CRITERION makes a great Bluray of THE GREAT DICTATOR
The first thing I noticed after popping this in was the absolutely gorgeous, crisp clear picture. You expect a Criterion release to look good but this was literally the best I have ever seen this film. The second thing I noticed, is what anyone would notice, the muscles of my mouth forming an involuntary smile, which soon gave way to chuckles and finally belly laughs. But beyond it's entertainment value The Great Dictator offers true pathos. Chaplin knows when to turn the humor off but how to turn what could have been the stuff of sappy melodrama into a moving testament to human dignity. This is not a movie that can be explained, but one that should be watched whenever demagogy threatens to devolve into war.

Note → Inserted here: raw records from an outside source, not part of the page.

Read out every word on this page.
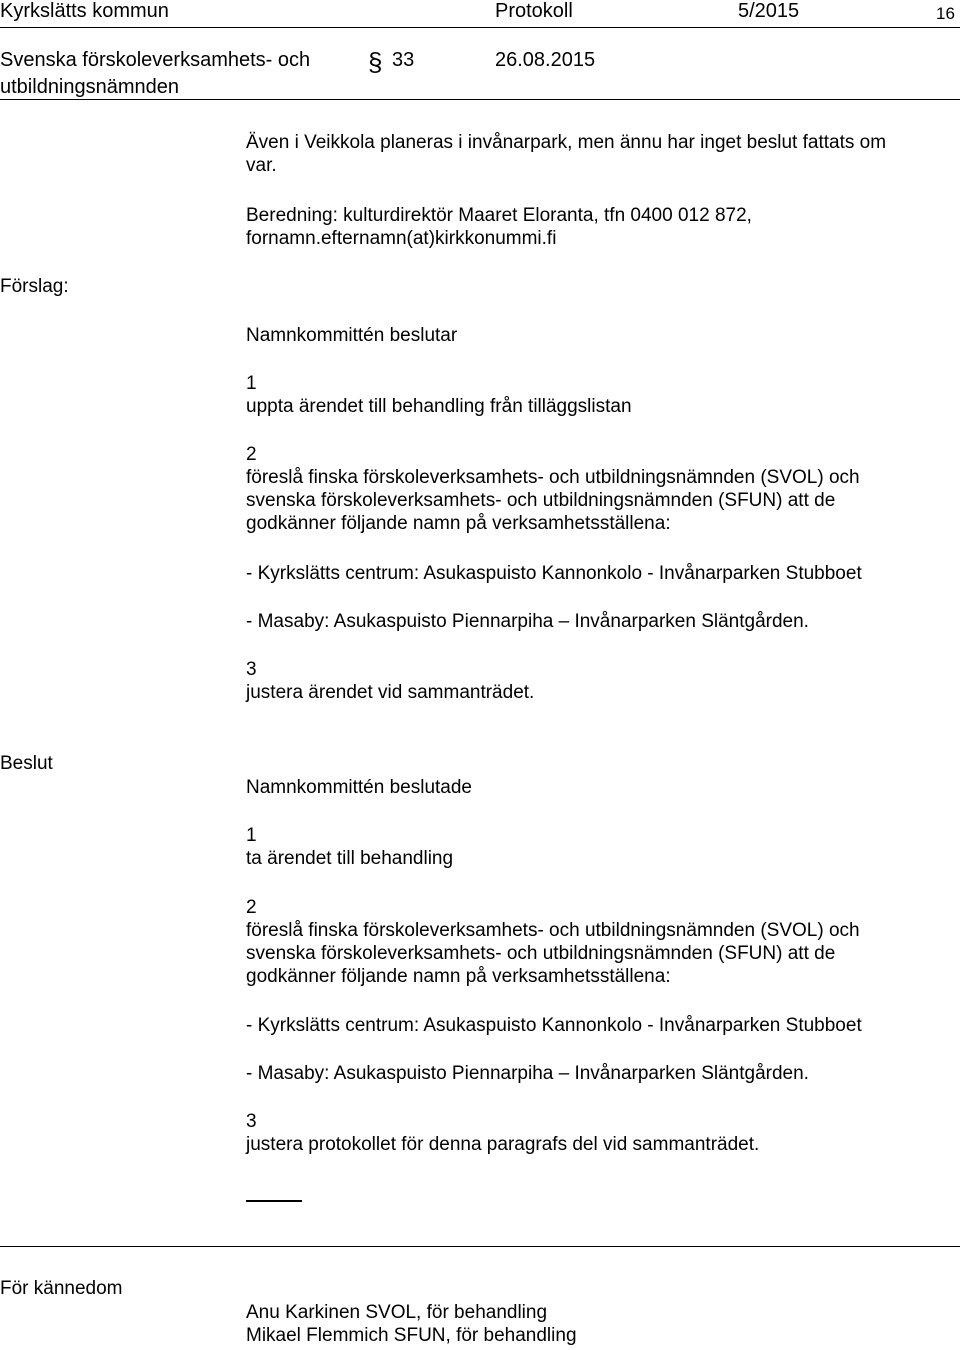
Kyrkslätts kommun	Protokoll	5/2015	16
Svenska förskoleverksamhets- och
utbildningsnämnden
§ 33	26.08.2015
Även i Veikkola planeras i invånarpark, men ännu har inget beslut fattats om
var.
Beredning: kulturdirektör Maaret Eloranta, tfn 0400 012 872,
fornamn.efternamn(at)kirkkonummi.fi
Förslag:
Namnkommittén beslutar
1
uppta ärendet till behandling från tilläggslistan
2
föreslå finska förskoleverksamhets- och utbildningsnämnden (SVOL) och
svenska förskoleverksamhets- och utbildningsnämnden (SFUN) att de
godkänner följande namn på verksamhetsställena:
- Kyrkslätts centrum: Asukaspuisto Kannonkolo - Invånarparken Stubboet
- Masaby: Asukaspuisto Piennarpiha – Invånarparken Släntgården.
3
justera ärendet vid sammanträdet.
Beslut
Namnkommittén beslutade
1
ta ärendet till behandling
2
föreslå finska förskoleverksamhets- och utbildningsnämnden (SVOL) och
svenska förskoleverksamhets- och utbildningsnämnden (SFUN) att de
godkänner följande namn på verksamhetsställena:
- Kyrkslätts centrum: Asukaspuisto Kannonkolo - Invånarparken Stubboet
- Masaby: Asukaspuisto Piennarpiha – Invånarparken Släntgården.
3
justera protokollet för denna paragrafs del vid sammanträdet.
För kännedom
Anu Karkinen SVOL, för behandling
Mikael Flemmich SFUN, för behandling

Chaplin stars in a dual role as mild mannered Jewish barber and Hynkel, Dictator of Tomania, a tyrannical anti-semitic despot bent on eradicating the world of Jews. When the barber finds himself mistaken for Hynkel he seizes the opportunity to undermine the vast conspiracy that threatens all of mankind. The film is full of the slapstick that made Chaplin a household name all over the world and contains some of the best such sequences ever put on film including the famous barber chair duel between Hynkel and Napaloni - Dictator of Bacteria. Balanced against those however are frightening images of Hynkel railing in pitch perfect imitation of the need to rid the world of Jewish vermin. At such times the camera moves in for tight close-up rendering the generally benevolent Chaplin's features into something monstrous and terrifying. Such is the face of evil when fully exposed.
The Great Dictator opened in London rubble during the Blitzkrieg. many people (Jews and non-Jews alike) discouraged Chaplin in the making of what would be his masterpiece. It's release could not have been more timely, and of course, predates American involvement in the war. Nonetheless Franklin Delano Roosevelt himself sent word to Chaplin how important it was for the director to make his film, to get it seen.
Besides the commentary by Chaplin historians Dan Kamin and Hooman Mehran, the Criterion Collection has also included the excllent The Tramp and the Dictator, a documentary tracing the path both Hitler and Chaplin took towards their eventual confrontation, pointing out their similar backgrounds and possible inspirations as well as the development of The Great Dictator. Rare color production footage, deleted scenes and sequences from other Chaplin films and two new visual essays by Chaplin archivist Cecilia Cenciarelli and biographer Jeffrey Vance are augmented with a thick booklet of essays from Chaplin himself, film critic Michael Wood, critic Jean Narboni, and illustrations by Al Hirschfeld.